However, maybe that's just because I got confused and missed the point, as often happens. The Village Voice blurb on the back of my copy calls Less Than Zero "sexy and sassy," which has to be one of the most bizarre characterizations imaginable: to me, this is one of least sassy, least sexy books I can think of (might tie with Marilynne Robinson's Gilead for that prize?). I must say I find many reactions to it perplexing. Okay, so I really, really liked this a lot, though I totally get why a lot of people didn't. Oh yeah, I know: Bright Lights, Big City. This experience reminds me of something, but I'm not sure what. Its appeal is no less powerful for being difficult to pinpoint or explain. That’s basically what they did with American Psycho which I loved, but I want to spend time with these characters more.This book seems boring and shallow, and reading it gives me an anesthetized, hollow, detached feeling that I would not describe as entirely pleasant.Īnd yet I cannot seem to stop, and whenever I have to, I become very anxious to return to it as quickly as I can.
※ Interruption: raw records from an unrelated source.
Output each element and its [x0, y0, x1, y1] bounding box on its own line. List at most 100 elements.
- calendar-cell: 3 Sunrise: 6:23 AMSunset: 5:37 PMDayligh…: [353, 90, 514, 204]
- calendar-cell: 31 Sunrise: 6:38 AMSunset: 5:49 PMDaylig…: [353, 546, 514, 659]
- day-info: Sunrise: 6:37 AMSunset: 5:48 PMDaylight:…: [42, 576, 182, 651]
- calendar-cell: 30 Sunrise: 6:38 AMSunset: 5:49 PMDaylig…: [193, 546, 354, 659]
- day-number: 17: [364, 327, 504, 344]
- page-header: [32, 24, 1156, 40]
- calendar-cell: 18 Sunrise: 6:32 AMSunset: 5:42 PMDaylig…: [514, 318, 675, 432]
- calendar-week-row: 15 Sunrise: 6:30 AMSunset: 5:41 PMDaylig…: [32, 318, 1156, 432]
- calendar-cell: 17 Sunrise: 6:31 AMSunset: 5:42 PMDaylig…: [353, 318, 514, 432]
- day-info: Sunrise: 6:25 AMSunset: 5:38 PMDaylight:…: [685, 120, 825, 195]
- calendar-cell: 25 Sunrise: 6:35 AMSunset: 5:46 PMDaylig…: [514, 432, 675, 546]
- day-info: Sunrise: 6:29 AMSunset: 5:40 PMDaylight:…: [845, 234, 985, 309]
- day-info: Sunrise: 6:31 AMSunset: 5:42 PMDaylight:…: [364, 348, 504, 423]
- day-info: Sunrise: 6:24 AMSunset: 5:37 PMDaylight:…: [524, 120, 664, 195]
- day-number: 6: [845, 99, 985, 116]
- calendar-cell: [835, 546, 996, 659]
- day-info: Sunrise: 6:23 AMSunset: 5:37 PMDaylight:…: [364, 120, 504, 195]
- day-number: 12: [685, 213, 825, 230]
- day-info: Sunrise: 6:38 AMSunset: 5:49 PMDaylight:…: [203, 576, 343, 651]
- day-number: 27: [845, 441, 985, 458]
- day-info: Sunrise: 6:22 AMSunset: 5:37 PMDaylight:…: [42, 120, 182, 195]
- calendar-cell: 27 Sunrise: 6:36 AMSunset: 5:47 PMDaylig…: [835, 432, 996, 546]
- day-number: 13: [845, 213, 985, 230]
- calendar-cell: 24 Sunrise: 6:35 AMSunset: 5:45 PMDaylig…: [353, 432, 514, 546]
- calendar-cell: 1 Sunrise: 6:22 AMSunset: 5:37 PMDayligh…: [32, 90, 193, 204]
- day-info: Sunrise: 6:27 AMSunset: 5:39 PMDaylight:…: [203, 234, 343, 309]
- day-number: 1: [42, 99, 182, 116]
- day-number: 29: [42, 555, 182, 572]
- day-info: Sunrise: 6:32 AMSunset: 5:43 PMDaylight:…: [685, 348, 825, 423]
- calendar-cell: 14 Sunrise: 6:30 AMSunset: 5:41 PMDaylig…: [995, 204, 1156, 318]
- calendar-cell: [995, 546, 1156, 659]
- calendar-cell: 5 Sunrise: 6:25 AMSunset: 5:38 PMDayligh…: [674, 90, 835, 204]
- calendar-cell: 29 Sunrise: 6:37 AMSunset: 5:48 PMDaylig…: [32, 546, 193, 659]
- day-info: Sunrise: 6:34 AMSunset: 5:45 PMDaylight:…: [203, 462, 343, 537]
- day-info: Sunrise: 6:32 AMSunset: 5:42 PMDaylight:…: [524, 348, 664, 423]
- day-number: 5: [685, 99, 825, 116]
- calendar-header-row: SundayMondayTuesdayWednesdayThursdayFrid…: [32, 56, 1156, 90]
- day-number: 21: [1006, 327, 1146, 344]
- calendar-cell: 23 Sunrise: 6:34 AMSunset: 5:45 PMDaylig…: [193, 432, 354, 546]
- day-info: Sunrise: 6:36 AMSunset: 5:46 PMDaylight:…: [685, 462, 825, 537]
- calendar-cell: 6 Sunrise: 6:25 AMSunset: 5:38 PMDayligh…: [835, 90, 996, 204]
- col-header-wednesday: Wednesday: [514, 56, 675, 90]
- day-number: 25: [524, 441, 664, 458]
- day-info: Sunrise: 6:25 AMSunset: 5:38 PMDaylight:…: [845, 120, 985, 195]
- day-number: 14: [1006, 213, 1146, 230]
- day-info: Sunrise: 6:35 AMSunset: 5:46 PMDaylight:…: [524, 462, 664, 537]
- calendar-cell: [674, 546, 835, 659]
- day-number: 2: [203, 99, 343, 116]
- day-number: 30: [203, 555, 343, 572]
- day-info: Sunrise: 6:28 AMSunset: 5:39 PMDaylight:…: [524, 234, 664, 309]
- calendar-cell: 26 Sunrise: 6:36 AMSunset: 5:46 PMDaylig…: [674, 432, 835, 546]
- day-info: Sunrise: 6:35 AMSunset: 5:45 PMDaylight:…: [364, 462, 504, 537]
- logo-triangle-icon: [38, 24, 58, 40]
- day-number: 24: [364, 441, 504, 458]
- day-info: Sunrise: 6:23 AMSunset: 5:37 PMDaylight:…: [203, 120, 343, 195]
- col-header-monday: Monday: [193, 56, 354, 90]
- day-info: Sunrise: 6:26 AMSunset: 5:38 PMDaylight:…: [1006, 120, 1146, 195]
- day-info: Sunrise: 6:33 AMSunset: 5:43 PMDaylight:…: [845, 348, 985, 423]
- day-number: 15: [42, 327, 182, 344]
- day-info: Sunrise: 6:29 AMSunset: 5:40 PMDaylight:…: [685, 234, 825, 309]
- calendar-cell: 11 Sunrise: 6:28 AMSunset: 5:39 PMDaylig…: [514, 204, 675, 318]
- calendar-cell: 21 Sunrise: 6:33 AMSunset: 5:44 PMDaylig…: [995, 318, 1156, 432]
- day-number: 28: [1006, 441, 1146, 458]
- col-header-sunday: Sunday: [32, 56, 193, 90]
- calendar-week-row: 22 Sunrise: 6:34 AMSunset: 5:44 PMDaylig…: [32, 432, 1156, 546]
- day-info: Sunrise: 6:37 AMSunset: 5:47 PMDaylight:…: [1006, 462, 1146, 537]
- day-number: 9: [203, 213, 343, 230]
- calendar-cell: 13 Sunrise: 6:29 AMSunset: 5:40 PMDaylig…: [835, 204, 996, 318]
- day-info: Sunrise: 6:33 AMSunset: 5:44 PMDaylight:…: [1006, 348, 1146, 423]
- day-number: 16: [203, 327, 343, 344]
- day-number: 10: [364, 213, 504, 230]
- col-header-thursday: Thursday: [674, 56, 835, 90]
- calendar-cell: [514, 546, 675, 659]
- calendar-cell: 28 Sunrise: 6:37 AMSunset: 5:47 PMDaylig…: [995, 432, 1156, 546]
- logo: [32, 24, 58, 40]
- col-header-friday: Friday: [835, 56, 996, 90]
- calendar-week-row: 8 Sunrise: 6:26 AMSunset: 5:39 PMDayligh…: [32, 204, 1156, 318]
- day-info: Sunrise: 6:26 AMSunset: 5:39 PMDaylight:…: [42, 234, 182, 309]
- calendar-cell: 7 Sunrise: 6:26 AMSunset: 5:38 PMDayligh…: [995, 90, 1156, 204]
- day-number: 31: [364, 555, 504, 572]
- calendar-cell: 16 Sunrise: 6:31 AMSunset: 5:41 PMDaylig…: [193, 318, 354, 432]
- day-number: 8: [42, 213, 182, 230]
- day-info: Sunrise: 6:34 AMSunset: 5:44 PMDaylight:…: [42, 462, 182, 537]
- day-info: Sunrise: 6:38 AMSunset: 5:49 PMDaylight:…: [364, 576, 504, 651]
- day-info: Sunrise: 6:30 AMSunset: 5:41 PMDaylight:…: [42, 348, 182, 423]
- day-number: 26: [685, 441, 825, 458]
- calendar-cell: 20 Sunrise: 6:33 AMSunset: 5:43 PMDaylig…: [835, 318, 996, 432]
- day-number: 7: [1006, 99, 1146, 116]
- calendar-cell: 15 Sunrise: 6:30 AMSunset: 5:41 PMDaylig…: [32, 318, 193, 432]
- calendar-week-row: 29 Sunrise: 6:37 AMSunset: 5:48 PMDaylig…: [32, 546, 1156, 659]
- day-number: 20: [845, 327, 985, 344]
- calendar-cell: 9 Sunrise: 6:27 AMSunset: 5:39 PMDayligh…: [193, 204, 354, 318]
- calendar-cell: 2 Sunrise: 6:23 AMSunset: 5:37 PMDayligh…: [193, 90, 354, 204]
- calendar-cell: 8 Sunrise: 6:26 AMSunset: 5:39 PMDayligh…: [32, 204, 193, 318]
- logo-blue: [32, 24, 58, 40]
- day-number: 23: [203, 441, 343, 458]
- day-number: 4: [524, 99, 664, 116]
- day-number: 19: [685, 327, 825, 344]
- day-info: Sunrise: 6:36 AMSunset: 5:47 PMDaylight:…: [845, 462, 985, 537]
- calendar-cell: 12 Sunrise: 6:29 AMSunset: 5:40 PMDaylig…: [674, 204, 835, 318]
Movies tend take the greatest hits from the book and incorporate it into a screenplay.

It’ll most likely move in the way the book did so I’m anxious to see how they pull it off. Since it’s going to be streamed through Hulu. I love seeing how directors and screenwriters adapt novels into film or TV. I had been wanting to start this book for quite some time and finally decided to read it because there’s a Hulu mini series coming out this year according to IMDb. It’s not a very long novel (208 pages) and it’s easy to digest. It’s a dark satire and while it’s not a LOL every page, there are some moments in the book where I chuckled a bit. In the sense he has trouble feeling or expressing his feelings to himself or to the people around him. I wanted a little more, but I think the point of the novel is that the protagonist is cold. I give it 3/5 stars because there were some parts I felt didn’t need to be in the book to move the story and a bit of an anticlimactic ending, but smooth writing and some quippy dialogue.